Visie: Waar we voor gaan, beeld dat het bedrijf wil uitstralen.
Strategie: Doelstellingen en hoe bereiken. (Belangrijk voor het tentamen!)
- Strategisch: Topmanagement, lange termijn. Product-markt combinaties! (demografisch,
landen).
- Tactisch: middenkader, middellange termijn (niet op 1 dag veranderen). Mensen, middelen,
organisatiestructuur.!
- Operationeel: werkvloer, korte termijn. Verkoopplan, productieplan.!
Ondernemingsstrategie: Lange termijn, richting van het bedrijf, blijven aanpassen.
Strategiebepaling:
Strategische analyse: Strategie succesvol?
- Interne analyse: Gegevens bedrijf zelf. Productiviteit
Balanced scorecard (KOMT BIJNA ALTIJD IETS OVER OP HET TENTAMEN): kritieke
succesfactoren beoordelen. Klant, interne processen, financiën, innovatie.!
Benchmarking: vergelijken prestaties met een andere onderneming. Kengetal. INTERN &
EXTERN
SWOT-analyse: INTERN: Strength & weaknesses, EXTERN: Opportunities & threats.
- Externe analyse: Buiten het bedrijf, niet door het bedrijf te beïnvloeden.
PEST-analyse: EXTERNE factoren die de omgeving van het bedrijf beschrijft. Politiek,
economisch, sociaal, technologisch.
, Vijfkrachtenmodel: Krachten die de markt beïnvloedt. Dreiging nieuwe toetreders,
interne concurrentie, macht leveranciers, macht afnemers, dreiging substituten.

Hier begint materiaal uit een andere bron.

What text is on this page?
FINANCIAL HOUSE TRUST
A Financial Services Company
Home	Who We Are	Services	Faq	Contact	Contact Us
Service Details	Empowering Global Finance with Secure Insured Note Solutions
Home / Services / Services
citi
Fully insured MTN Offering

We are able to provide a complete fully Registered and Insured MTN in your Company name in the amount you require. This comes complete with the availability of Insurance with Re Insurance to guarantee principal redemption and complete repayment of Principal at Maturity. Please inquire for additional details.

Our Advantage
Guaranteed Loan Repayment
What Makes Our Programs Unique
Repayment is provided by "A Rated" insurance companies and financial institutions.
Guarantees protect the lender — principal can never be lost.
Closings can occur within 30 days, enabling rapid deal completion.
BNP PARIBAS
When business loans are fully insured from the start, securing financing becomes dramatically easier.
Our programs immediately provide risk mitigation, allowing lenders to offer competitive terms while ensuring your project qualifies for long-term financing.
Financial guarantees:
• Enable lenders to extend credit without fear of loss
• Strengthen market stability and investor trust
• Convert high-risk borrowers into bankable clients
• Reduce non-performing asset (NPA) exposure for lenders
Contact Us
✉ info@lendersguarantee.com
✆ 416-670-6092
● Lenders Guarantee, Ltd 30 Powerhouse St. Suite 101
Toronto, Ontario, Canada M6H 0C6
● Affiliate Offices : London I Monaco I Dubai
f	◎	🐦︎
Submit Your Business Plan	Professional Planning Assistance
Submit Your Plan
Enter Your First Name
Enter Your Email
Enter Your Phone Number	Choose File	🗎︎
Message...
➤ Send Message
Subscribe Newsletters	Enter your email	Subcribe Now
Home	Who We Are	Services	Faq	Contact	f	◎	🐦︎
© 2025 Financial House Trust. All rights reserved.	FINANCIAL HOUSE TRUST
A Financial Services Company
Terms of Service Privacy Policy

Scenarioanalyse: Alternatieve toekomsten. Uitersten tegenover elkaar zetten.
Strategieontwikkeling: Concurrentievoordeel, meer waarde, kostenbesparende maatregelen,
efficiëntere productiemethoden, nastreven dominantie, vergroten marktaandeel. Nieuwe
product-markt combinaties.
Strategie-implementatie: Uitvoeren strategie.
SMART: Concreet formuleren doelstellingen voor achteraf beoordelen.
- Specifiek
- Meetbaar
- Acceptabel
- Realistisch
- Tijdgebonden
Bedrijfscultuur: Overtuigingen, waarden gedeeld door mensen in het bedrijf. Gedragscode: Waarden
handelen in bedrijf.
Beleid: Hoe, met welke middelen doelstellingen nagestreefd.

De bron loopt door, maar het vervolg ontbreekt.